Brain activity data were analyzed using a rather flexible height threshold of p<.001 (uncorrected) with a correction for multiple comparisons at cluster level. Although this approach is in line with a former study that used a similar kind of low-potent odor stimuli [50], future studies could apply more conservative thresholding in a larger sample. As another limitation, patients with PD did not show activations of primary and secondary olfactory processing areas. In general, due to the small sample size, the group differences may not have been detected and, hence, the data should be interpreted with caution. The findings should be replicated in a larger sample of patients with PD. In order to elicit the amygdalae activation, future studies might apply more panic-specific and more potent body odor stimuli such as sweat odor generated during a first-time tandem skydive [9].

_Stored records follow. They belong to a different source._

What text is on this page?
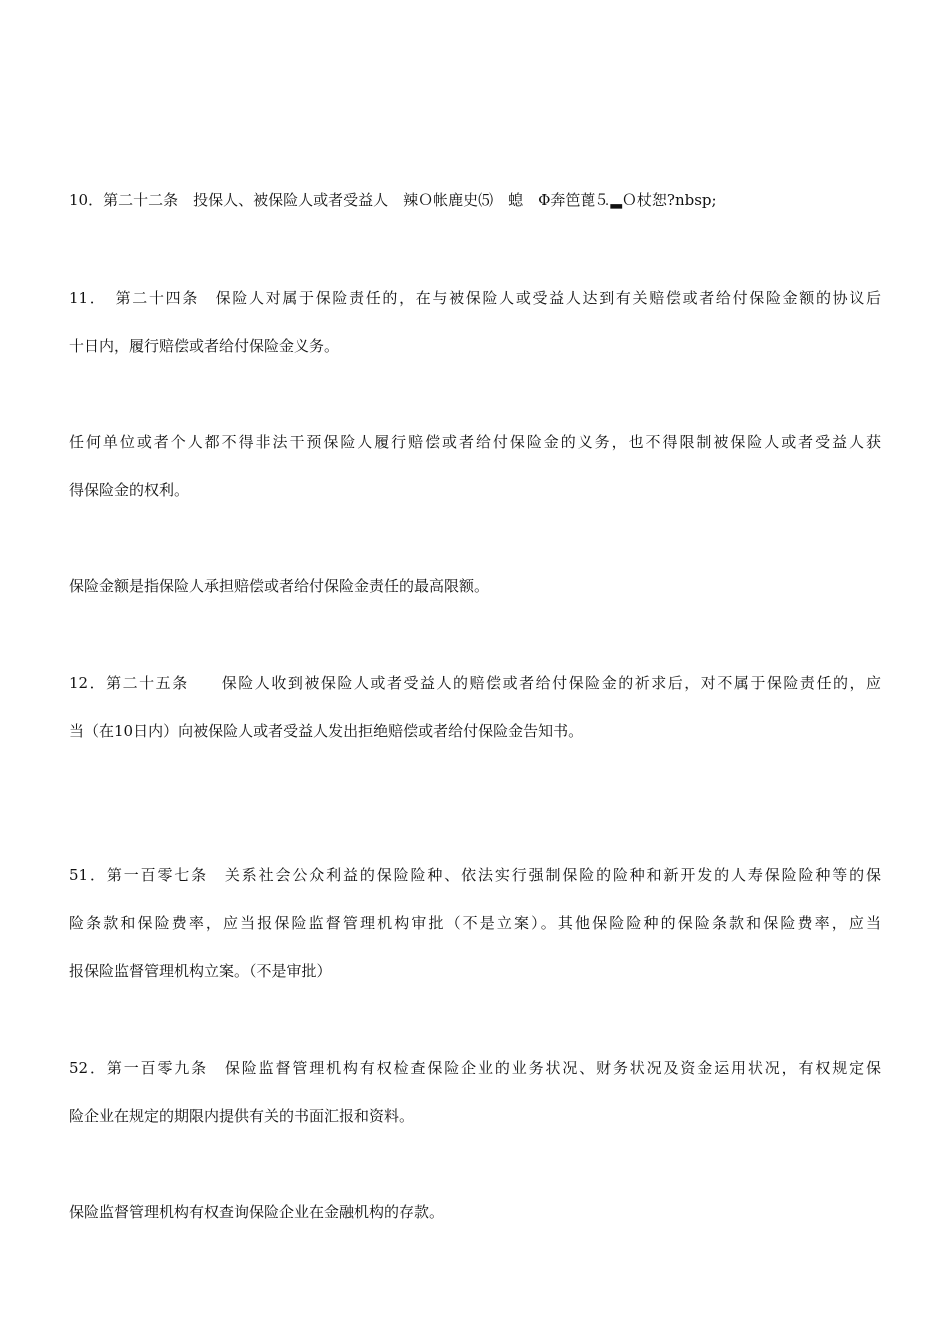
10．第二十二条　投保人、被保险人或者受益人　辣Ｏ帐鹿史⑸　螅　Φ奔笆蓖⒌▂Ｏ杖恕?nbsp;
11．　第二十四条　保险人对属于保险责任的，在与被保险人或受益人达到有关赔偿或者给付保险金额的协议后
十日内，履行赔偿或者给付保险金义务。
任何单位或者个人都不得非法干预保险人履行赔偿或者给付保险金的义务，也不得限制被保险人或者受益人获
得保险金的权利。
保险金额是指保险人承担赔偿或者给付保险金责任的最高限额。
12．第二十五条　　保险人收到被保险人或者受益人的赔偿或者给付保险金的祈求后，对不属于保险责任的，应
当（在10日内）向被保险人或者受益人发出拒绝赔偿或者给付保险金告知书。
51．第一百零七条　关系社会公众利益的保险险种、依法实行强制保险的险种和新开发的人寿保险险种等的保
险条款和保险费率，应当报保险监督管理机构审批（不是立案）。其他保险险种的保险条款和保险费率，应当
报保险监督管理机构立案。（不是审批）
52．第一百零九条　保险监督管理机构有权检查保险企业的业务状况、财务状况及资金运用状况，有权规定保
险企业在规定的期限内提供有关的书面汇报和资料。
保险监督管理机构有权查询保险企业在金融机构的存款。
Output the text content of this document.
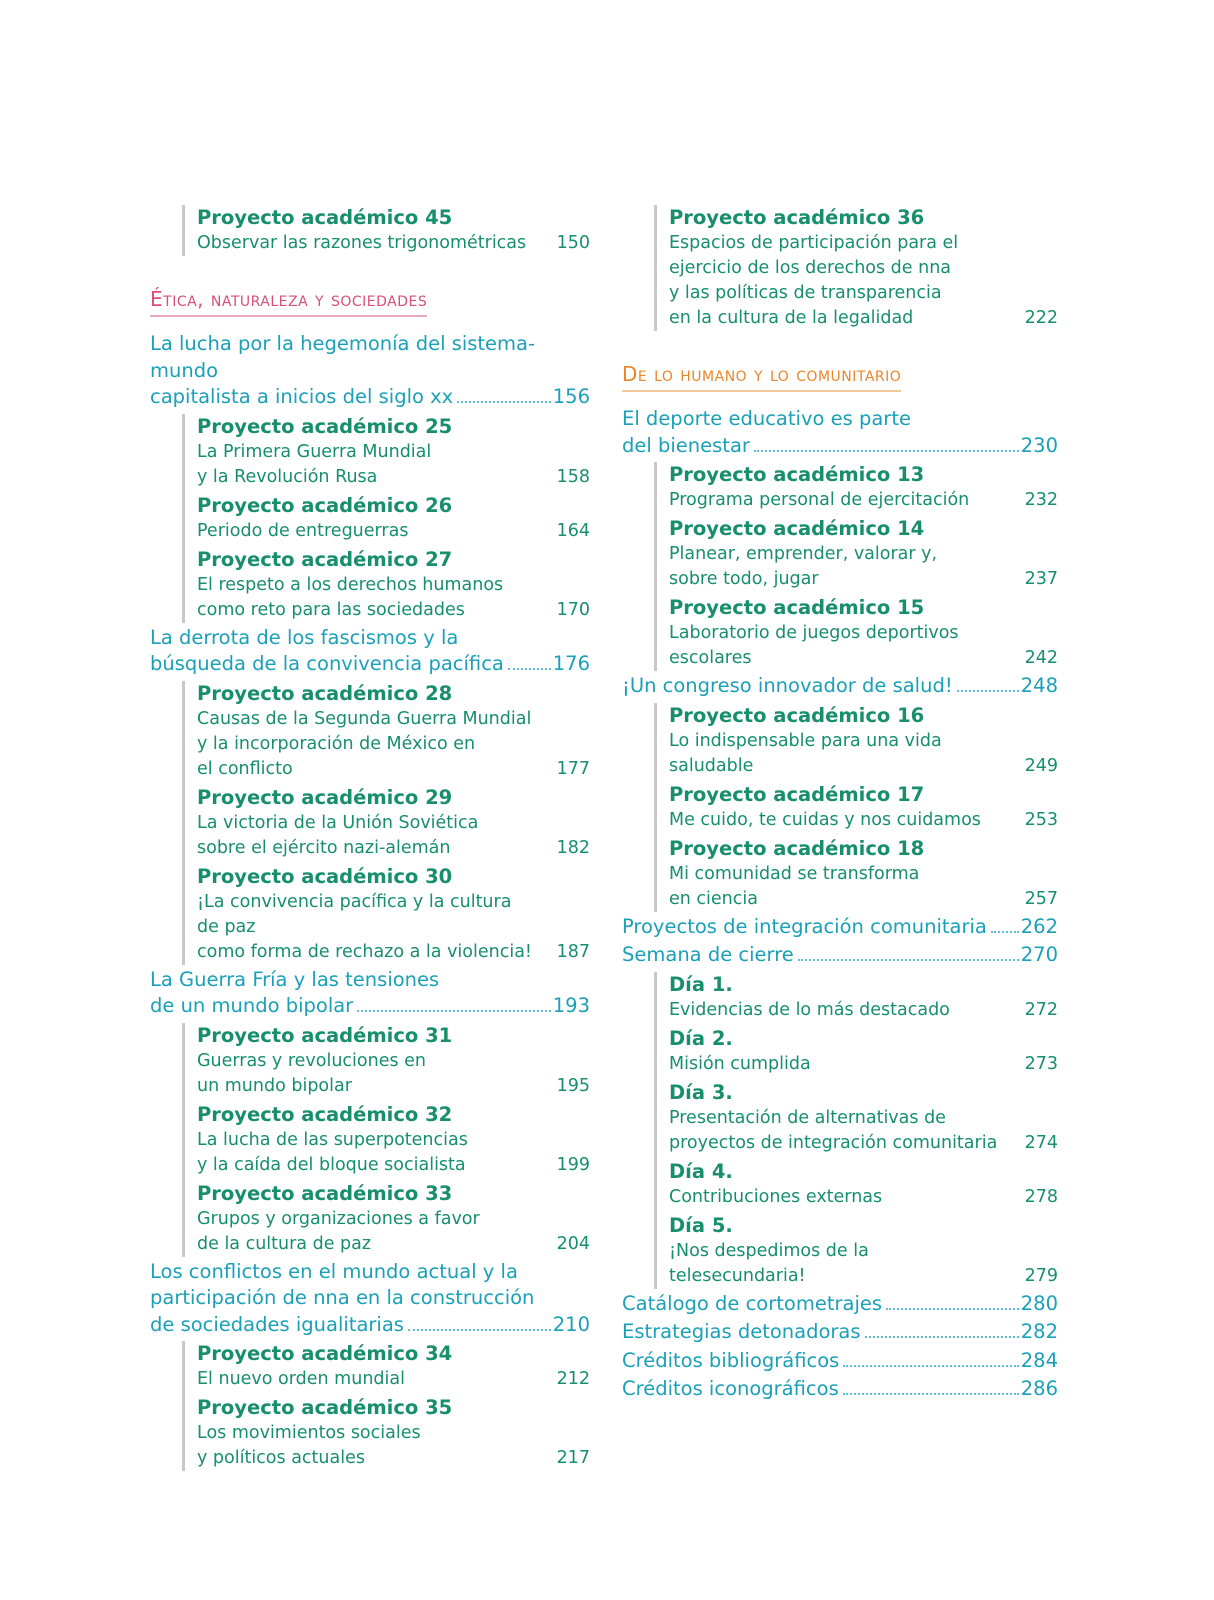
Proyecto académico 45
Observar las razones trigonométricas	150
Ética, naturaleza y sociedades
La lucha por la hegemonía del sistema-mundo
capitalista a inicios del siglo xx	156
Proyecto académico 25
La Primera Guerra Mundial
y la Revolución Rusa	158
Proyecto académico 26
Periodo de entreguerras	164
Proyecto académico 27
El respeto a los derechos humanos
como reto para las sociedades	170
La derrota de los fascismos y la
búsqueda de la convivencia pacífica	176
Proyecto académico 28
Causas de la Segunda Guerra Mundial
y la incorporación de México en
el conflicto	177
Proyecto académico 29
La victoria de la Unión Soviética
sobre el ejército nazi-alemán	182
Proyecto académico 30
¡La convivencia pacífica y la cultura de paz
como forma de rechazo a la violencia! 187
La Guerra Fría y las tensiones
de un mundo bipolar	193
Proyecto académico 31
Guerras y revoluciones en
un mundo bipolar	195
Proyecto académico 32
La lucha de las superpotencias
y la caída del bloque socialista	199
Proyecto académico 33
Grupos y organizaciones a favor
de la cultura de paz	204
Los conflictos en el mundo actual y la
participación de nna en la construcción
de sociedades igualitarias	210
Proyecto académico 34
El nuevo orden mundial	212
Proyecto académico 35
Los movimientos sociales
y políticos actuales	217
Proyecto académico 36
Espacios de participación para el
ejercicio de los derechos de nna
y las políticas de transparencia
en la cultura de la legalidad	222
De lo humano y lo comunitario
El deporte educativo es parte
del bienestar	230
Proyecto académico 13
Programa personal de ejercitación	232
Proyecto académico 14
Planear, emprender, valorar y,
sobre todo, jugar	237
Proyecto académico 15
Laboratorio de juegos deportivos
escolares	242
¡Un congreso innovador de salud!	248
Proyecto académico 16
Lo indispensable para una vida
saludable	249
Proyecto académico 17
Me cuido, te cuidas y nos cuidamos	253
Proyecto académico 18
Mi comunidad se transforma
en ciencia	257
Proyectos de integración comunitaria 262
Semana de cierre	270
Día 1.
Evidencias de lo más destacado	272
Día 2.
Misión cumplida	273
Día 3.
Presentación de alternativas de
proyectos de integración comunitaria	274
Día 4.
Contribuciones externas	278
Día 5.
¡Nos despedimos de la telesecundaria!	279
Catálogo de cortometrajes	280
Estrategias detonadoras	282
Créditos bibliográficos	284
Créditos iconográficos	286
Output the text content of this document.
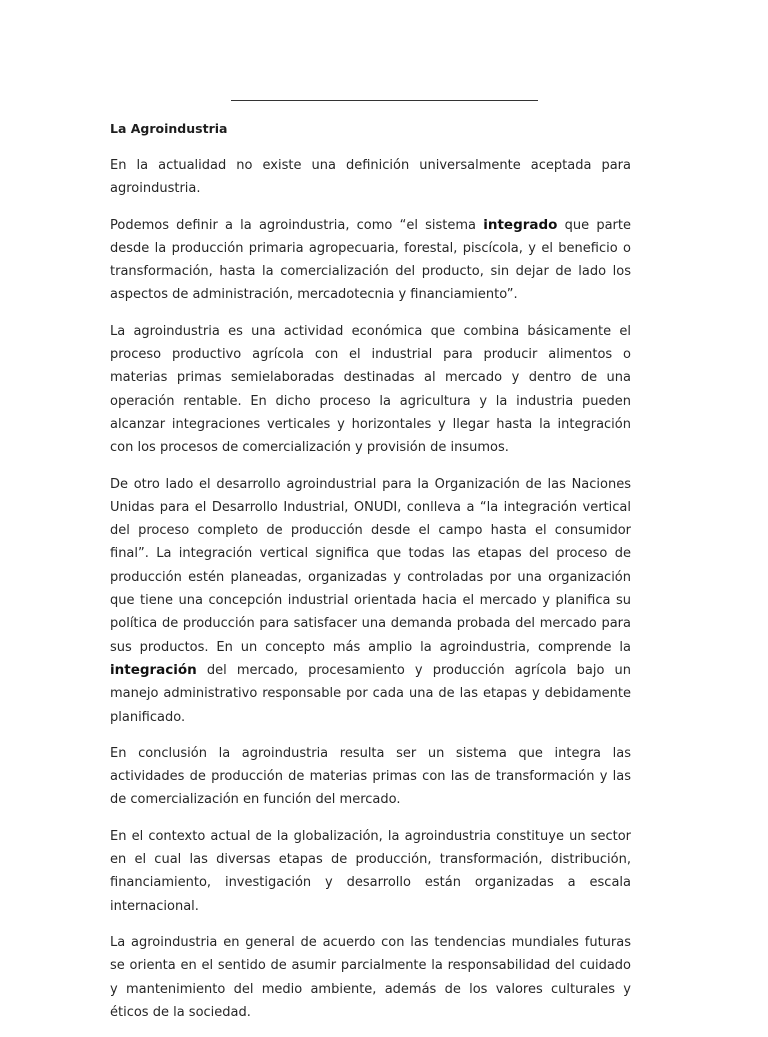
La Agroindustria

En la actualidad no existe una definición universalmente aceptada para agroindustria.

Podemos definir a la agroindustria, como “el sistema integrado que parte desde la producción primaria agropecuaria, forestal, piscícola, y el beneficio o transformación, hasta la comercialización del producto, sin dejar de lado los aspectos de administración, mercadotecnia y financiamiento”.

La agroindustria es una actividad económica que combina básicamente el proceso productivo agrícola con el industrial para producir alimentos o materias primas semielaboradas destinadas al mercado y dentro de una operación rentable. En dicho proceso la agricultura y la industria pueden alcanzar integraciones verticales y horizontales y llegar hasta la integración con los procesos de comercialización y provisión de insumos.

De otro lado el desarrollo agroindustrial para la Organización de las Naciones Unidas para el Desarrollo Industrial, ONUDI, conlleva a “la integración vertical del proceso completo de producción desde el campo hasta el consumidor final”. La integración vertical significa que todas las etapas del proceso de producción estén planeadas, organizadas y controladas por una organización que tiene una concepción industrial orientada hacia el mercado y planifica su política de producción para satisfacer una demanda probada del mercado para sus productos. En un concepto más amplio la agroindustria, comprende la integración del mercado, procesamiento y producción agrícola bajo un manejo administrativo responsable por cada una de las etapas y debidamente planificado.

En conclusión la agroindustria resulta ser un sistema que integra las actividades de producción de materias primas con las de transformación y las de comercialización en función del mercado.

En el contexto actual de la globalización, la agroindustria constituye un sector en el cual las diversas etapas de producción, transformación, distribución, financiamiento, investigación y desarrollo están organizadas a escala internacional.

La agroindustria en general de acuerdo con las tendencias mundiales futuras se orienta en el sentido de asumir parcialmente la responsabilidad del cuidado y mantenimiento del medio ambiente, además de los valores culturales y éticos de la sociedad.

In summary, our findings suggest some differences in the neuronal processing of stress-related body-odors and artificial odors in patients with PD. These differences in the neural activity might be associated with an increased severity of the psychopathology and dysfunctional threat-related cognitive processing. The differences in olfactory processing might display a vulnerability factor in patients with PD, which might even be sustained in patients with a mild or remitted psychopathology.